Reclaim policies in Kubernetes determine what should happen to the storage resources associated with a PV when the associated PVC is deleted.

Reclaim policies can help optimize storage resources by freeing up unused resources when a PVC is deleted. This can reduce costs and prevent resource waste. They can also help to ensure data security by securely deleting or sanitizing data when a PVC is deleted, ensuring that sensitive data is not left behind on the storage device. Operational efficiency is also achieved with reclaim policies because the process of deleting unused storage resources is being automated with manual intervention almost reduced in its entirety.

Reclaim policies must be well designed and tested because if they are not correctly designed and implemented, data loss can occur, which can be catastrophic for an organization.
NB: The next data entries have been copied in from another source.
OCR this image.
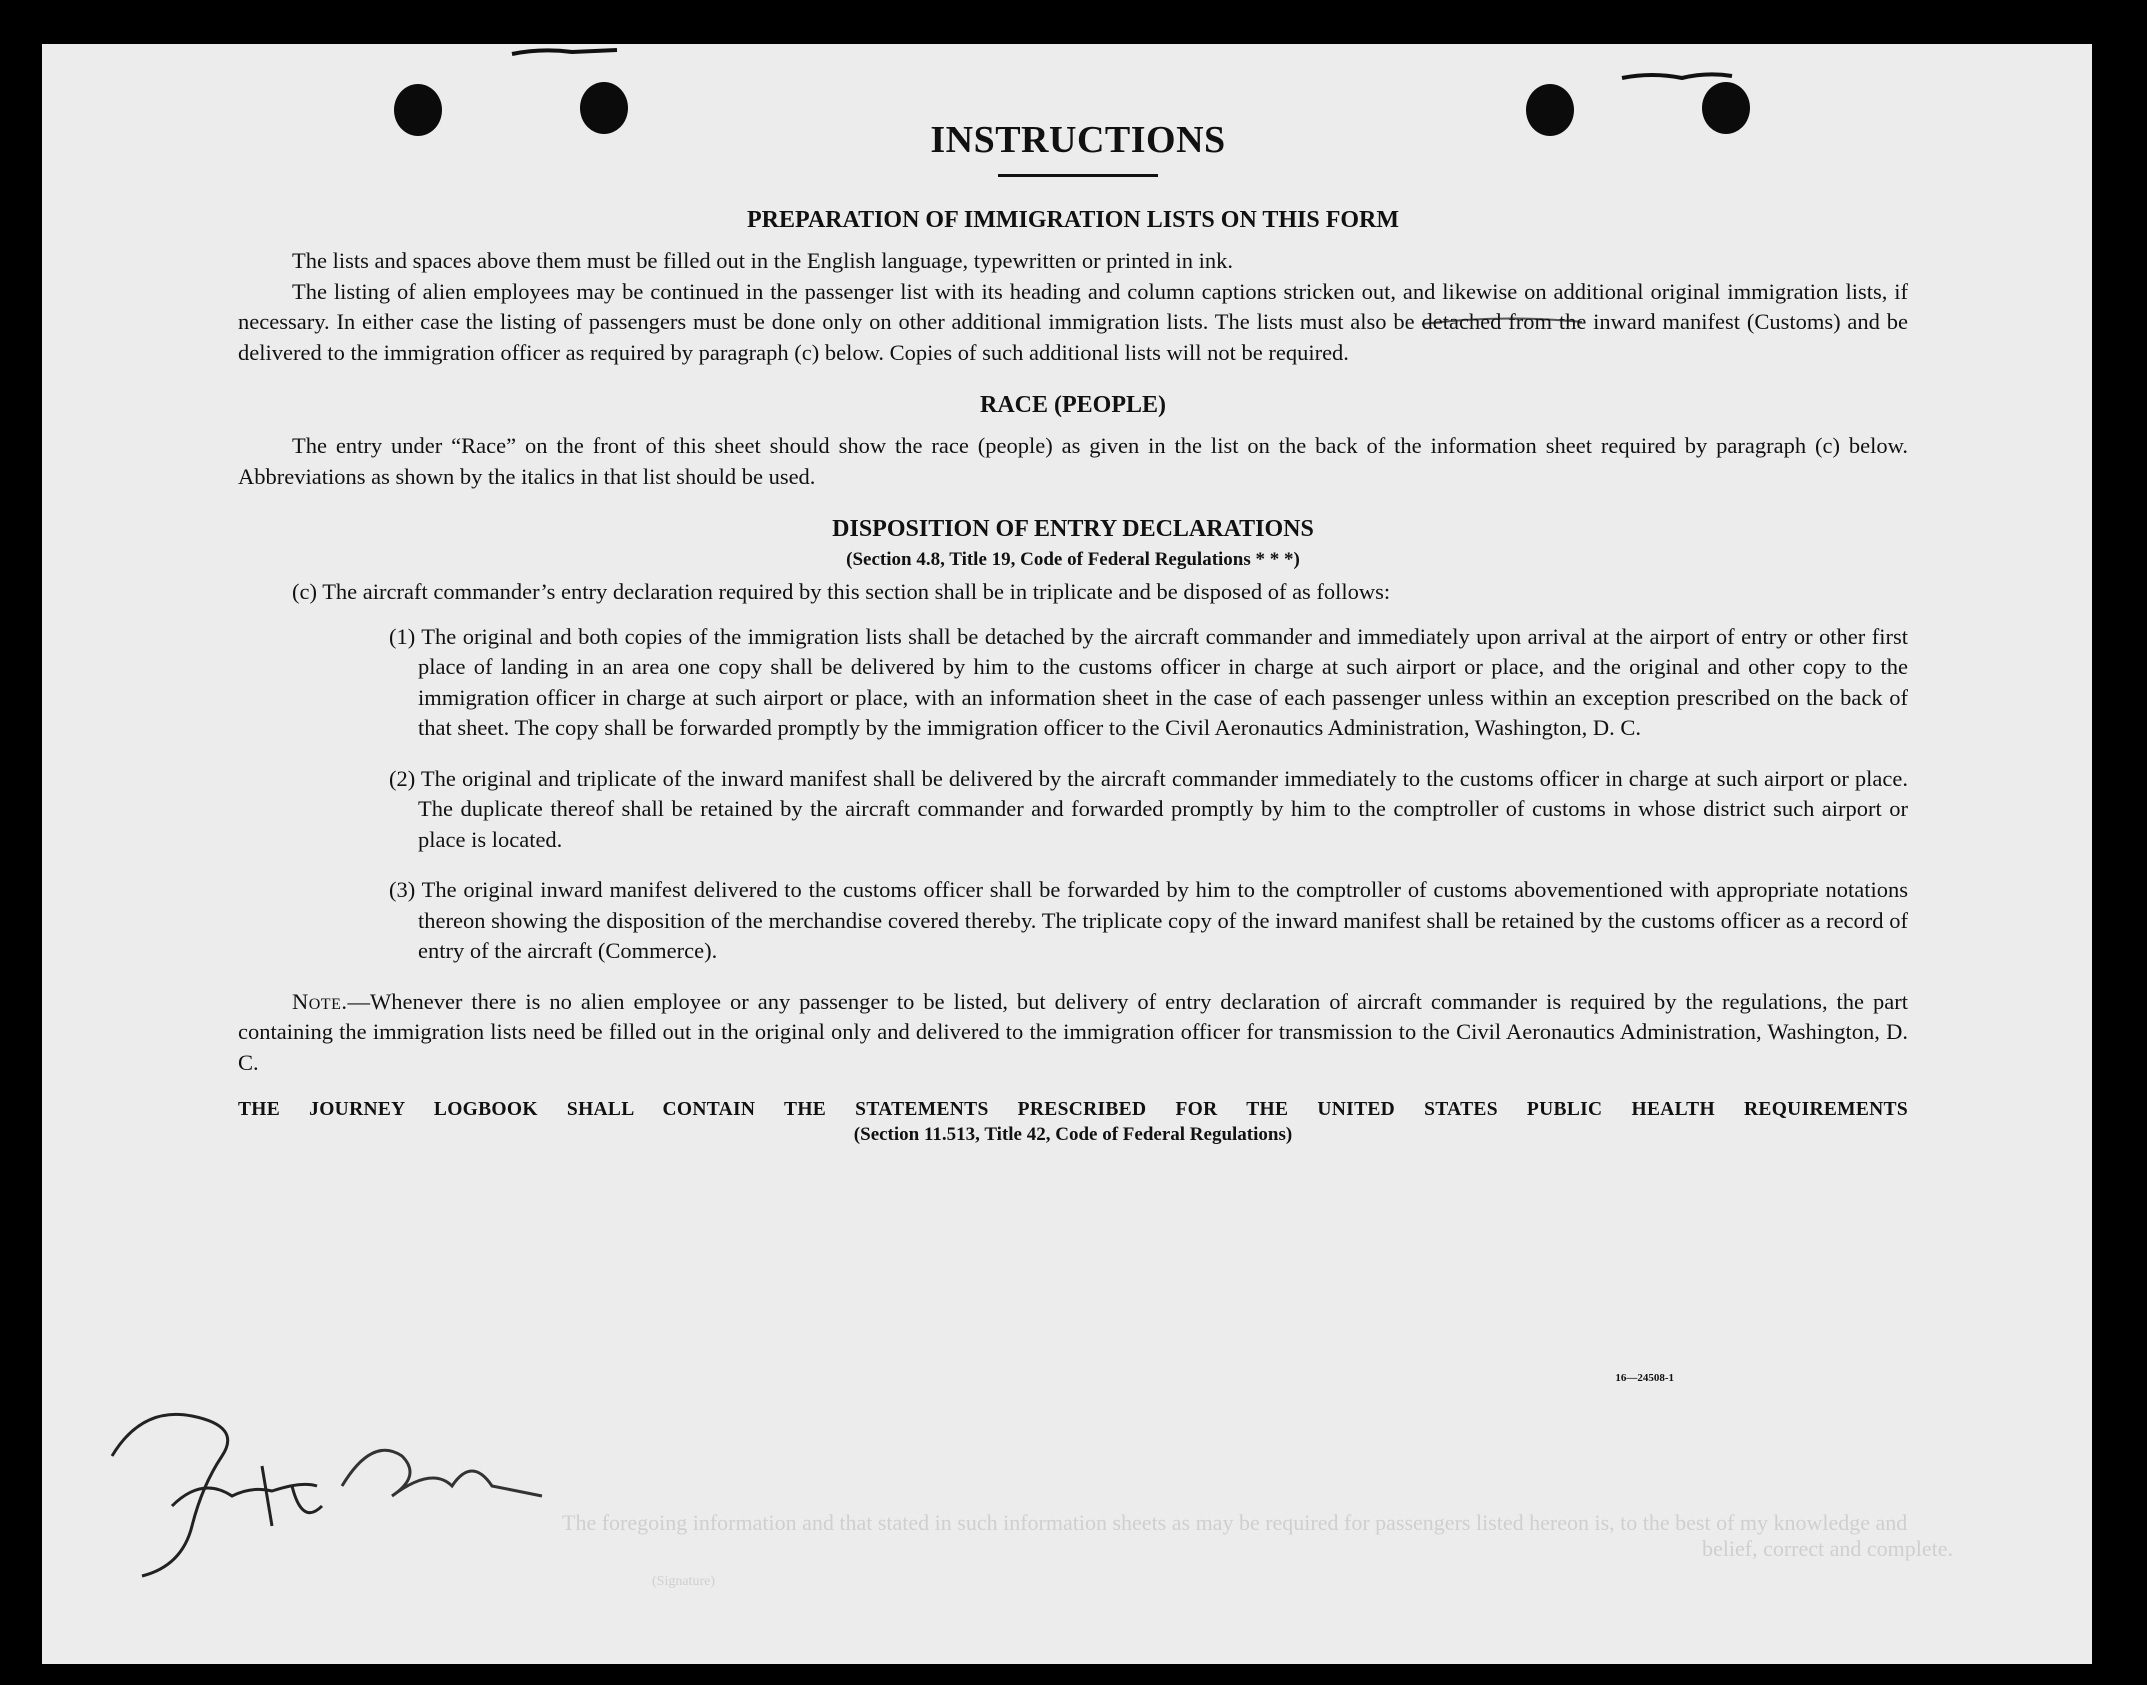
The foregoing information and that stated in such information sheets as may be required for passengers listed hereon is, to the best of my knowledge and
belief, correct and complete.
(Signature)
INSTRUCTIONS
PREPARATION OF IMMIGRATION LISTS ON THIS FORM

The lists and spaces above them must be filled out in the English language, typewritten or printed in ink.

The listing of alien employees may be continued in the passenger list with its heading and column captions stricken out, and likewise on additional original immigration lists, if necessary. In either case the listing of passengers must be done only on other additional immigration lists. The lists must also be detached from the inward manifest (Customs) and be delivered to the immigration officer as required by paragraph (c) below. Copies of such additional lists will not be required.

RACE (PEOPLE)

The entry under “Race” on the front of this sheet should show the race (people) as given in the list on the back of the information sheet required by paragraph (c) below. Abbreviations as shown by the italics in that list should be used.

DISPOSITION OF ENTRY DECLARATIONS
(Section 4.8, Title 19, Code of Federal Regulations * * *)

(c) The aircraft commander’s entry declaration required by this section shall be in triplicate and be disposed of as follows:

(1) The original and both copies of the immigration lists shall be detached by the aircraft commander and immediately upon arrival at the airport of entry or other first place of landing in an area one copy shall be delivered by him to the customs officer in charge at such airport or place, and the original and other copy to the immigration officer in charge at such airport or place, with an information sheet in the case of each passenger unless within an exception prescribed on the back of that sheet. The copy shall be forwarded promptly by the immigration officer to the Civil Aeronautics Administration, Washington, D. C.

(2) The original and triplicate of the inward manifest shall be delivered by the aircraft commander immediately to the customs officer in charge at such airport or place. The duplicate thereof shall be retained by the aircraft commander and forwarded promptly by him to the comptroller of customs in whose district such airport or place is located.

(3) The original inward manifest delivered to the customs officer shall be forwarded by him to the comptroller of customs abovementioned with appropriate notations thereon showing the disposition of the merchandise covered thereby. The triplicate copy of the inward manifest shall be retained by the customs officer as a record of entry of the aircraft (Commerce).

Note.—Whenever there is no alien employee or any passenger to be listed, but delivery of entry declaration of aircraft commander is required by the regulations, the part containing the immigration lists need be filled out in the original only and delivered to the immigration officer for transmission to the Civil Aeronautics Administration, Washington, D. C.

THE JOURNEY LOGBOOK SHALL CONTAIN THE STATEMENTS PRESCRIBED FOR THE UNITED STATES PUBLIC HEALTH REQUIREMENTS
(Section 11.513, Title 42, Code of Federal Regulations)
16—24508-1
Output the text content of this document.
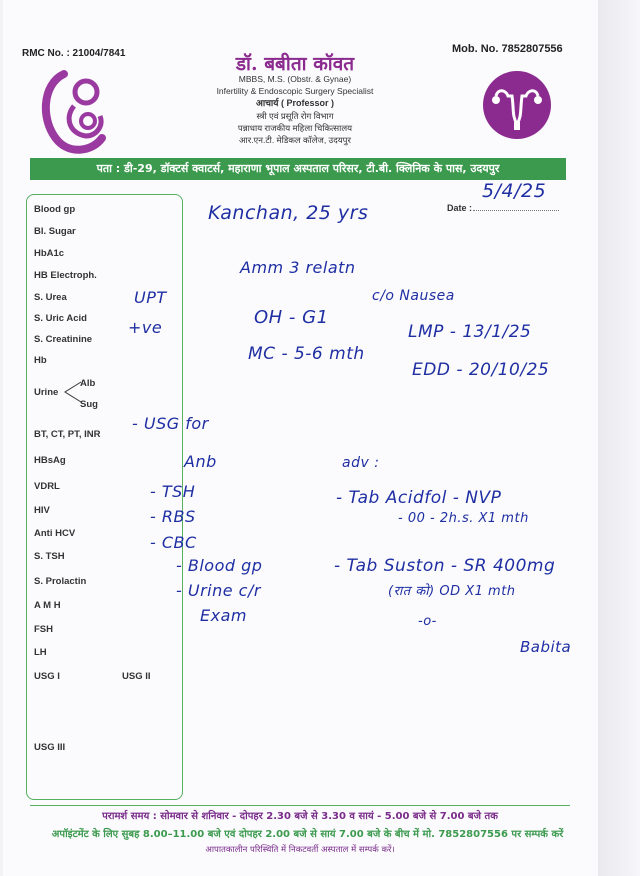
RMC No. : 21004/7841	Mob. No. 7852807556
डॉ. बबीता कॉवत
MBBS, M.S. (Obstr. & Gynae)
Infertility & Endoscopic Surgery Specialist
आचार्य ( Professor )
स्त्री एवं प्रसूति रोग विभाग
पन्नाधाय राजकीय महिला चिकित्सालय
आर.एन.टी. मेडिकल कॉलेज, उदयपुर
पता : डी-29, डॉक्टर्स क्वाटर्स, महाराणा भूपाल अस्पताल परिसर, टी.बी. क्लिनिक के पास, उदयपुर
Date :
Blood gp
Bl. Sugar
HbA1c
HB Electroph.
S. Urea
S. Uric Acid
S. Creatinine
Hb
Urine
Alb
Sug
BT, CT, PT, INR
HBsAg
VDRL
HIV
Anti HCV
S. TSH
S. Prolactin
A M H
FSH
LH
USG I	USG II
USG III
5/4/25
Kanchan, 25 yrs
Amm 3 relatn
c/o Nausea
UPT
+ve	OH - G1
LMP - 13/1/25
MC - 5-6 mth
EDD - 20/10/25
- USG for
Anb	adv :
- TSH
- RBS
- CBC
- Blood gp
- Urine c/r
Exam
- Tab Acidfol - NVP
- 00 - 2h.s. X1 mth
- Tab Suston - SR 400mg
(रात को) OD X1 mth
-o-
Babita
परामर्श समय : सोमवार से शनिवार - दोपहर 2.30 बजे से 3.30 व सायं - 5.00 बजे से 7.00 बजे तक
अपॉइंटमेंट के लिए सुबह 8.00–11.00 बजे एवं दोपहर 2.00 बजे से सायं 7.00 बजे के बीच में मो. 7852807556 पर सम्पर्क करें
आपातकालीन परिस्थिति में निकटवर्ती अस्पताल में सम्पर्क करें।
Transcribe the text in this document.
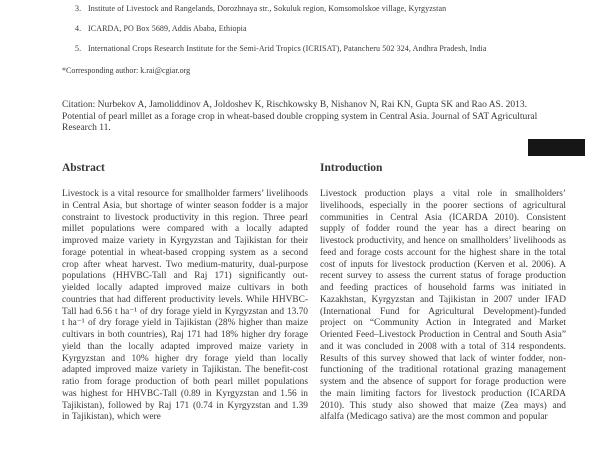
3. Institute of Livestock and Rangelands, Dorozhnaya str., Sokuluk region, Komsomolskoe village, Kyrgyzstan
4. ICARDA, PO Box 5689, Addis Ababa, Ethiopia
5. International Crops Research Institute for the Semi-Arid Tropics (ICRISAT), Patancheru 502 324, Andhra Pradesh, India
*Corresponding author: k.rai@cgiar.org
Citation: Nurbekov A, Jamoliddinov A, Joldoshev K, Rischkowsky B, Nishanov N, Rai KN, Gupta SK and Rao AS. 2013. Potential of pearl millet as a forage crop in wheat-based double cropping system in Central Asia. Journal of SAT Agricultural Research 11.
Abstract

Livestock is a vital resource for smallholder farmers’ livelihoods in Central Asia, but shortage of winter season fodder is a major constraint to livestock productivity in this region. Three pearl millet populations were compared with a locally adapted improved maize variety in Kyrgyzstan and Tajikistan for their forage potential in wheat-based cropping system as a second crop after wheat harvest. Two medium-maturity, dual-purpose populations (HHVBC-Tall and Raj 171) significantly out-yielded locally adapted improved maize cultivars in both countries that had different productivity levels. While HHVBC-Tall had 6.56 t ha⁻¹ of dry forage yield in Kyrgyzstan and 13.70 t ha⁻¹ of dry forage yield in Tajikistan (28% higher than maize cultivars in both countries), Raj 171 had 18% higher dry forage yield than the locally adapted improved maize variety in Kyrgyzstan and 10% higher dry forage yield than locally adapted improved maize variety in Tajikistan. The benefit-cost ratio from forage production of both pearl millet populations was highest for HHVBC-Tall (0.89 in Kyrgyzstan and 1.56 in Tajikistan), followed by Raj 171 (0.74 in Kyrgyzstan and 1.39 in Tajikistan), which were

Introduction

Livestock production plays a vital role in smallholders’ livelihoods, especially in the poorer sections of agricultural communities in Central Asia (ICARDA 2010). Consistent supply of fodder round the year has a direct bearing on livestock productivity, and hence on smallholders’ livelihoods as feed and forage costs account for the highest share in the total cost of inputs for livestock production (Kerven et al. 2006). A recent survey to assess the current status of forage production and feeding practices of household farms was initiated in Kazakhstan, Kyrgyzstan and Tajikistan in 2007 under IFAD (International Fund for Agricultural Development)-funded project on “Community Action in Integrated and Market Oriented Feed–Livestock Production in Central and South Asia” and it was concluded in 2008 with a total of 314 respondents. Results of this survey showed that lack of winter fodder, non-functioning of the traditional rotational grazing management system and the absence of support for forage production were the main limiting factors for livestock production (ICARDA 2010). This study also showed that maize (Zea mays) and alfalfa (Medicago sativa) are the most common and popular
In summary, reclaim policies are generally a good practice for optimizing resource utilization, improving data security, and automating operations.

Overall, understanding Kubernetes storage classes is essential for any Kubernetes user or administrator looking to deploy and manage applications on a Kubernetes cluster. By leveraging storage classes and different storage provisioners, users can simplify managing storage resources in Kubernetes, allowing them to focus on building and scaling their applications.

Administrators can optimize for storage cost across applications deployed in a Kubernetes cluster. Monitoring storage usage with managed monitoring software like Kubecost Cloud can help visualize costs and resource allocations in a cluster and alert if predefined thresholds are breached. With the proper configuration and management, Kubernetes storage classes can provide a scalable, efficient, and cost-effective way to manage storage resources for applications in Kubernetes clusters.